Unsupervised clustering identified 32 co-regulated lipid modules reflecting distinct metabolic pathways. While many clusters corresponded to conventional lipid classes, several classes were distributed across multiple clusters, indicating the presence of distinct metabolic networks within the same class. This was supported by longitudinal analyses, which revealed divergent age-related trajectories within lipid classes. For example, triacylglycerol-rich clusters show two distinct trajectory patterns. Genome-wide association analyses further showed that 22 of 32 clusters were associated with at least one significant genetic locus.

CONCLUSION:
We present a large-scale, high-coverage, longitudinal lipidomics dataset which demonstrates the strong sex-specificity and individuality of circulatory lipid signatures. Cluster-based analysis reveals a nuanced organization of lipid metabolism that extends beyond conventional lipid classes. The observed genetic associations further support the biological relevance of these lipid networks and provide a framework to link molecular lipid profiles to underlying pathways and cardiometabolic health.

REFERENCES:
1. Beyene HB, Olshansky G, Smith AAT, Giles C, Huynh K, Cinel M, et al. High-coverage plasma lipidomics reveals novel sex-specific lipidomic fingerprints of age and BMI: Evidence from two large population cohort studies. PLoS Biol. 2020 Sep 1;18(9):e3000870. doi:10.1371/JOURNAL.PBIO.3000870 PubMed PMID: 32986697.

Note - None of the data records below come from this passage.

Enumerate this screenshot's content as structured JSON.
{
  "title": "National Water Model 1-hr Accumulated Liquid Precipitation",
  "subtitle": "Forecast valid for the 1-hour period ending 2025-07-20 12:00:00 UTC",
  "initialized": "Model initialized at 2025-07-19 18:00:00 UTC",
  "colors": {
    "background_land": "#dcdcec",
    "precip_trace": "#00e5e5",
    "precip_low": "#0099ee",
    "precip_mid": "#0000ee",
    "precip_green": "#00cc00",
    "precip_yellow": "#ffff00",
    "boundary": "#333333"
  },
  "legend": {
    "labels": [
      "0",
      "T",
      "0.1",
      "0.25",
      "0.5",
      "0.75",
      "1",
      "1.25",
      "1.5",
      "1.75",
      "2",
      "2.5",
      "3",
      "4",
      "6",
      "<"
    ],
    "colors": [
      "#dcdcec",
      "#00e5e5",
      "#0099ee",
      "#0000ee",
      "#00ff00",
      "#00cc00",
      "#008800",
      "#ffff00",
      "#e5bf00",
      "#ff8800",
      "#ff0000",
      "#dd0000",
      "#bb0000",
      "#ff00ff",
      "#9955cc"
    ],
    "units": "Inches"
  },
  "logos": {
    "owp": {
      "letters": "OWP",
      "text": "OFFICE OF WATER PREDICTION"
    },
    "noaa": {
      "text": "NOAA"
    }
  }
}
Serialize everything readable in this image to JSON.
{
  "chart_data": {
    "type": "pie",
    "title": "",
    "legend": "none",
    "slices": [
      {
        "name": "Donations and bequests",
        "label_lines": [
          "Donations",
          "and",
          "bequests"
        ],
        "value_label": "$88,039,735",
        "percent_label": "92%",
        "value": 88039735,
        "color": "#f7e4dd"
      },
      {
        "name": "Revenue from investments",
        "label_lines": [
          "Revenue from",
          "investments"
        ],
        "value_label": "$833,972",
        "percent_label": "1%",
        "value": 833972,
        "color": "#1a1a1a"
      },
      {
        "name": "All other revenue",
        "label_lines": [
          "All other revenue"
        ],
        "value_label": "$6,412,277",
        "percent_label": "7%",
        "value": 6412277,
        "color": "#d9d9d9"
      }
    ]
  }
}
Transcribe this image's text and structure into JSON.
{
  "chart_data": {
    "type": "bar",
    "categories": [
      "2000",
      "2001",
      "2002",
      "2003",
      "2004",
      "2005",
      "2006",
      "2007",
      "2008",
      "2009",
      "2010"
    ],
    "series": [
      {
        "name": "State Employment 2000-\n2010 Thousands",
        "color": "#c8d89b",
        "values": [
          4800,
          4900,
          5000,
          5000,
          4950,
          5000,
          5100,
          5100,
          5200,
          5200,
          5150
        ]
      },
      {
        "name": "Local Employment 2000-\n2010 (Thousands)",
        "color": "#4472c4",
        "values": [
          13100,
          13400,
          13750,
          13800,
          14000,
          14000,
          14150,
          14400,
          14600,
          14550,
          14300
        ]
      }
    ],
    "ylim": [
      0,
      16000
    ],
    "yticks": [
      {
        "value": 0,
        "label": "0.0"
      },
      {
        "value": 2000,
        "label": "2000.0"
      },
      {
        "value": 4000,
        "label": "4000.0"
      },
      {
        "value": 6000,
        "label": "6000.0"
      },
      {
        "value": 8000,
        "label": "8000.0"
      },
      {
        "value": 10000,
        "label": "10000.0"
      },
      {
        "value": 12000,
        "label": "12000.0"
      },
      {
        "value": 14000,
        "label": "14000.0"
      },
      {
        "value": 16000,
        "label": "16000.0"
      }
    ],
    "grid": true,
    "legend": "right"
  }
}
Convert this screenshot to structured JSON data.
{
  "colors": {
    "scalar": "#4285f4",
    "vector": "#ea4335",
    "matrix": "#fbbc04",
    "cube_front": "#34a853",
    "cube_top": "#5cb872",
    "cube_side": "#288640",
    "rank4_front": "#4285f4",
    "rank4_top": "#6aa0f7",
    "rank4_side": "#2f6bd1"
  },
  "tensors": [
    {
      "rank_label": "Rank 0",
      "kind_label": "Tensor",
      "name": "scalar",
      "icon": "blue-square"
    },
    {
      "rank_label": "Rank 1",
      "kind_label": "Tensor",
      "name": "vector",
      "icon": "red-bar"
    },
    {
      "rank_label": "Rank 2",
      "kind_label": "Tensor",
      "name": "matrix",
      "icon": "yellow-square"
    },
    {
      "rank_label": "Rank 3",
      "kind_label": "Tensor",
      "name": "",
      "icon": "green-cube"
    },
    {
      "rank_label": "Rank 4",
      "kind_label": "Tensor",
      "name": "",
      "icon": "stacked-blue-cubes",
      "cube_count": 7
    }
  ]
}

2. Tabassum R, Rämö JT, Ripatti P, Koskela JT, Kurki M, Karjalainen J, et al. Genetic architecture of human plasma lipidome and its link to cardiovascular disease. Nature Communications 2019 10:1. 2019 Sep 24;10(1):4329-. doi:10.1038/s41467-019-11954-8 PubMed PMID: 31551469.
3. Medina J, Borreggine R, Teav T, Gao L, Ji S, Carrard J, et al. Omic-Scale High-Throughput Quantitative LC−MS/MS Approach for Circulatory Lipid Phenotyping in Clinical Research. Anal Chem. 2023;95:3168–79. doi:10.1021/acs.analchem.2c02598.